4) Op het hoger beroep van [eiseres] bekrachtigde het hof het vonnis van 16 juni 1983, vernietigde het het vonnis van 6 februari 1986 voor wat het bedrag van de veroordeling betrof, en veroordeelde het [eiseres] tot betaling van ƒ 64.109,94 met wettelijke rente. Het hof was met de rechtbank van oordeel dat het hier ging om terbeschikkingstelling c.q. inlening van arbeidskrachten en dat de daartoe strekkende overeenkomst nietig was. Ook het hof achtte de vordering van de curator op grond van onverschuldigde betaling c.q. ongerechtvaardigde verrijking toewijsbaar. Op de vordering van de curator konden volgens het hof de eventueel door [eiseres] ten gevolge van de niet-nakoming van de overeenkomst geleden schade en de door haar terzake van de verboden inlening aan de bedrijfsvereniging verschuldigde werknemersverzekeringspremies niet in mindering worden gebracht. De overwegingen van het hof komen nog nader aan de orde bij de bespreking van het cassatiemiddel.
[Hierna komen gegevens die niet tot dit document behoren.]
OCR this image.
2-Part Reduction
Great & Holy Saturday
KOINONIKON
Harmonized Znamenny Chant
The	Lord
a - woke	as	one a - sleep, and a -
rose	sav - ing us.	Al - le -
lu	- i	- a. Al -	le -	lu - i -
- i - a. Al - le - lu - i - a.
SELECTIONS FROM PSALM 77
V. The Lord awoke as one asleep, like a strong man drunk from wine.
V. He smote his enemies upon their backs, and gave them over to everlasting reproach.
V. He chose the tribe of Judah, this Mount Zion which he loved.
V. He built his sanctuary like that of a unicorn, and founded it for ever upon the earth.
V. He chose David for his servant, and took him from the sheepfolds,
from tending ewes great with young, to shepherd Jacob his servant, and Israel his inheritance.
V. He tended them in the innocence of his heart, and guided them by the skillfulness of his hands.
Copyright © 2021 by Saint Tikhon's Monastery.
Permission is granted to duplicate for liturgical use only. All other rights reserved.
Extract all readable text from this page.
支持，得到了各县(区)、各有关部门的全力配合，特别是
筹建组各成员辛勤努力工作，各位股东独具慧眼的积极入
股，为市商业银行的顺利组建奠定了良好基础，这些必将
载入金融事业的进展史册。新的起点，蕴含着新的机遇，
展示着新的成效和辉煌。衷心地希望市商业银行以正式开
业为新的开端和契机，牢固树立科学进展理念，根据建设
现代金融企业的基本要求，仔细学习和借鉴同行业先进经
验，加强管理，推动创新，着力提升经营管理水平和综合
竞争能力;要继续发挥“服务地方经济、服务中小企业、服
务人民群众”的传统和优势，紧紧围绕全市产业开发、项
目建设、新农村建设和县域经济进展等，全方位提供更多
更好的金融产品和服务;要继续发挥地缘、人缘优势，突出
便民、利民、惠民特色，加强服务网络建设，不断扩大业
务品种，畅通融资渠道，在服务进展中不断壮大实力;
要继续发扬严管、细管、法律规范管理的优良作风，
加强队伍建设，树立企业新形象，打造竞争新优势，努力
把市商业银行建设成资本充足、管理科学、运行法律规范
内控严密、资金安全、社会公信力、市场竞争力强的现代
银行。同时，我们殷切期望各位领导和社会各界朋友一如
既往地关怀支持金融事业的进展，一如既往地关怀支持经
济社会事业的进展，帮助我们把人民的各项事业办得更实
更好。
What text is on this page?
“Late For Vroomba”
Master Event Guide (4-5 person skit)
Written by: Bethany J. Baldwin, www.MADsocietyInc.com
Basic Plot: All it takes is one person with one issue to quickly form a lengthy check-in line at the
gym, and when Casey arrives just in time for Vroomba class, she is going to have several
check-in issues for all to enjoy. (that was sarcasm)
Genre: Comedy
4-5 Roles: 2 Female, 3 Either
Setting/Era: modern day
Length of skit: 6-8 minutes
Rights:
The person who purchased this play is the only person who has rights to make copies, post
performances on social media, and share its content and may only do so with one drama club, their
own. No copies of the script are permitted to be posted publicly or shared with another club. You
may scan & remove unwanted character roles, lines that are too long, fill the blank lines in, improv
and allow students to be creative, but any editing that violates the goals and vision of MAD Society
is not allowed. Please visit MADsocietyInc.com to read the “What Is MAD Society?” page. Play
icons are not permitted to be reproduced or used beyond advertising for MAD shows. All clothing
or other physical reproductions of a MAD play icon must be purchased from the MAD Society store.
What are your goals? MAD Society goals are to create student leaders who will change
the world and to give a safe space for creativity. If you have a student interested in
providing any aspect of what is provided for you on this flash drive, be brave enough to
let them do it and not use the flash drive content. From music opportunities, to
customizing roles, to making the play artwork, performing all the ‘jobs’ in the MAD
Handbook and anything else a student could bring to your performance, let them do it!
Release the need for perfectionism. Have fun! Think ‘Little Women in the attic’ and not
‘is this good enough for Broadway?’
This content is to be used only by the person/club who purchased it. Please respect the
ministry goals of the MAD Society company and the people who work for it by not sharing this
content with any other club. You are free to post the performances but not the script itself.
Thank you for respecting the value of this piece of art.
5) [eiseres] heeft tijdig beroep in cassatie ingesteld. De klachten van het middel zijn te vinden in de onderdelen 2–4. De onderdelen 2 en 4 vallen elk in drie subonderdelen uiteen. Mèt de schriftelijke toelichting op het middel kan beter van een andere volgorde van de klachten worden uitgegaan.
Geen klacht is gericht tegen de kwalificatie door het hof van de overeenkomst als inleenovereenkomst.
De klachten betreffen de volgende oordelen van het hof:
1) Het oordeel dat de overeenkomst nietig is wegens verboden strekking (onderdelen 4a en 4c).
2) Het oordeel dat de ter uitvoering van een wegens ongeoorloofde oorzaak nietige overeenkomst verrichte prestaties kunnen worden teruggevorderd op grond van onverschuldigde betaling c.q. ongerechtvaardigde verrijking (onderdelen 2a en 2c).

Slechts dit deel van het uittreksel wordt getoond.